Name: Sydney Preston

Engineering Discipline: Process Design

Years in the field: 1.5 years

Hobbies outside of work: Listening to music or going to concerts, spending time with friends and family, visiting one of Grand Rapids’ many breweries

Fun fact about yourself: I got my first and only speeding ticket driving back to Michigan from California after MSU won the Rose Bowl.

When did you know you wanted to be an engineer and what drew you to your specific engineering discipline?
I spent my first year of college as a biochemistry major. During finals week of my second semester I read a National Geographic article about engineers focusing on biomimicry and decided that I should pursue a degree in engineering. Within one day of reading that article, I switched my major to biosystems engineering and have never questioned that decision. Through my major, I was exposed to food manufacturing, pharmaceuticals, water and wastewater treatment, ecosystem engineering, biomedical engineering, and bioenergy. Ultimately, I decided I wanted to work in engineering consulting which lead to my current position in the process group at F&V.

What would most people be surprised to learn about the engineering field?
Technical skills aren’t everything. Communication skills are equally important. The ability to communicate effectively is necessary to gain client’s trust, communicate with regulatory offices, have difficult conversations regarding budgets or other issues, etc.

What’s your favorite project you’ve worked on at F&V, and why?
Kinross – It was my first big project that I really got to contribute to and it is a very unique project. The project involves using food waste as a supplemental feedstock for an anaerobic digestion system at a wastewater treatment plant. The biogas produced from the wastewater treatment plant solids and food waste will be used to power a generator to create heat and electricity for the plant.

How has working at F&V helped shape your life and/or career?
Working at F&V has ingrained in my head the importance of maintaining relationships. With so many of our clients being repeat clients, it’s clear that the relationships I build now with clients, equipment reps, etc. will likely follow me throughout my career so it is important to put in the effort to make and maintain those quality relationships.

If you could give your younger self advice about engineering, what would it be?
I would remind myself to speak up, question everything, take ownership of my work, and be confident with what I know.

What are some challenges and triumphs you’ve experienced as female engineer?
As a female in a male dominated industry, you’re bound to experience some bias at some point in your career.
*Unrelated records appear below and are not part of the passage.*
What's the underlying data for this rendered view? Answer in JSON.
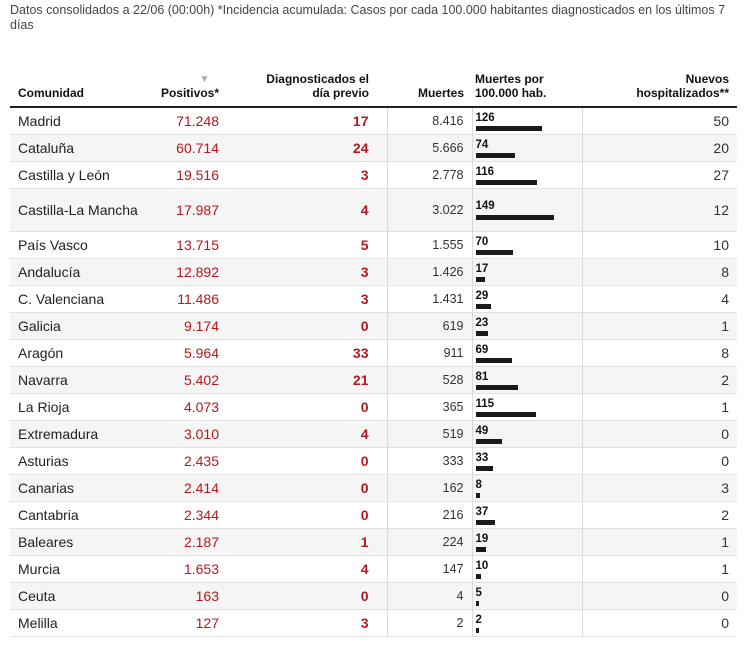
{
  "note": "Datos consolidados a 22/06 (00:00h) *Incidencia acumulada: Casos por cada 100.000 habitantes diagnosticados en los últimos 7 días",
  "headers": {
    "comunidad": "Comunidad",
    "sort_icon": "▼",
    "positivos": "Positivos*",
    "diag_line1": "Diagnosticados el",
    "diag_line2": "día previo",
    "muertes": "Muertes",
    "rate_line1": "Muertes por",
    "rate_line2": "100.000 hab.",
    "hosp_line1": "Nuevos",
    "hosp_line2": "hospitalizados**"
  },
  "rate_max": 149,
  "rows": [
    {
      "comunidad": "Madrid",
      "positivos": "71.248",
      "diagnosticados": "17",
      "muertes": "8.416",
      "muertes_100k": 126,
      "hospitalizados": "50"
    },
    {
      "comunidad": "Cataluña",
      "positivos": "60.714",
      "diagnosticados": "24",
      "muertes": "5.666",
      "muertes_100k": 74,
      "hospitalizados": "20"
    },
    {
      "comunidad": "Castilla y León",
      "positivos": "19.516",
      "diagnosticados": "3",
      "muertes": "2.778",
      "muertes_100k": 116,
      "hospitalizados": "27"
    },
    {
      "comunidad": "Castilla-La Mancha",
      "positivos": "17.987",
      "diagnosticados": "4",
      "muertes": "3.022",
      "muertes_100k": 149,
      "hospitalizados": "12"
    },
    {
      "comunidad": "País Vasco",
      "positivos": "13.715",
      "diagnosticados": "5",
      "muertes": "1.555",
      "muertes_100k": 70,
      "hospitalizados": "10"
    },
    {
      "comunidad": "Andalucía",
      "positivos": "12.892",
      "diagnosticados": "3",
      "muertes": "1.426",
      "muertes_100k": 17,
      "hospitalizados": "8"
    },
    {
      "comunidad": "C. Valenciana",
      "positivos": "11.486",
      "diagnosticados": "3",
      "muertes": "1.431",
      "muertes_100k": 29,
      "hospitalizados": "4"
    },
    {
      "comunidad": "Galicia",
      "positivos": "9.174",
      "diagnosticados": "0",
      "muertes": "619",
      "muertes_100k": 23,
      "hospitalizados": "1"
    },
    {
      "comunidad": "Aragón",
      "positivos": "5.964",
      "diagnosticados": "33",
      "muertes": "911",
      "muertes_100k": 69,
      "hospitalizados": "8"
    },
    {
      "comunidad": "Navarra",
      "positivos": "5.402",
      "diagnosticados": "21",
      "muertes": "528",
      "muertes_100k": 81,
      "hospitalizados": "2"
    },
    {
      "comunidad": "La Rioja",
      "positivos": "4.073",
      "diagnosticados": "0",
      "muertes": "365",
      "muertes_100k": 115,
      "hospitalizados": "1"
    },
    {
      "comunidad": "Extremadura",
      "positivos": "3.010",
      "diagnosticados": "4",
      "muertes": "519",
      "muertes_100k": 49,
      "hospitalizados": "0"
    },
    {
      "comunidad": "Asturias",
      "positivos": "2.435",
      "diagnosticados": "0",
      "muertes": "333",
      "muertes_100k": 33,
      "hospitalizados": "0"
    },
    {
      "comunidad": "Canarias",
      "positivos": "2.414",
      "diagnosticados": "0",
      "muertes": "162",
      "muertes_100k": 8,
      "hospitalizados": "3"
    },
    {
      "comunidad": "Cantabria",
      "positivos": "2.344",
      "diagnosticados": "0",
      "muertes": "216",
      "muertes_100k": 37,
      "hospitalizados": "2"
    },
    {
      "comunidad": "Baleares",
      "positivos": "2.187",
      "diagnosticados": "1",
      "muertes": "224",
      "muertes_100k": 19,
      "hospitalizados": "1"
    },
    {
      "comunidad": "Murcia",
      "positivos": "1.653",
      "diagnosticados": "4",
      "muertes": "147",
      "muertes_100k": 10,
      "hospitalizados": "1"
    },
    {
      "comunidad": "Ceuta",
      "positivos": "163",
      "diagnosticados": "0",
      "muertes": "4",
      "muertes_100k": 5,
      "hospitalizados": "0"
    },
    {
      "comunidad": "Melilla",
      "positivos": "127",
      "diagnosticados": "3",
      "muertes": "2",
      "muertes_100k": 2,
      "hospitalizados": "0"
    }
  ]
}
What’s been especially challenging for me is figuring out how to handle instances of biasness when it is unconscious and with people you respect. I’m sure every female in the industry has a handful or more of stories where they’ve experienced some amount of unconscious biasness. I am also starting to collect stories and am learning how to understand and work through them. Thankfully, I have also experienced triumphs because I’ve been lucky to be surrounded by people willing to listen and understand my perspective. I also am lucky to be at such an early point in my career at a time when society as a whole is looking closely at the topic of gender equality. There’s definitely momentum for positive change and I hope I can contribute to that effort within my spheres of influence.

How do you personally advocate for women engineers?
I’ve been building my own network of women in engineering among the women I interact with. This has happened naturally as I’ve gotten to know people, but lately I’m working on making a deliberate effort to expand that network of women further and use it as a resource. It’s a great way to swap stories and learn from others’ experiences. It’s useful in identifying common challenges and brainstorming ways we can collectively work through them. It builds a sense of community and belonging, which is very rewarding. Having a network of people I can relate to and am comfortable with gives me more confidence, motivates me to speak up when a voice is needed, and inspires me to be bolder. If other women in my network can feel this same energy and the network continues to grow, I think a positive change is inevitable.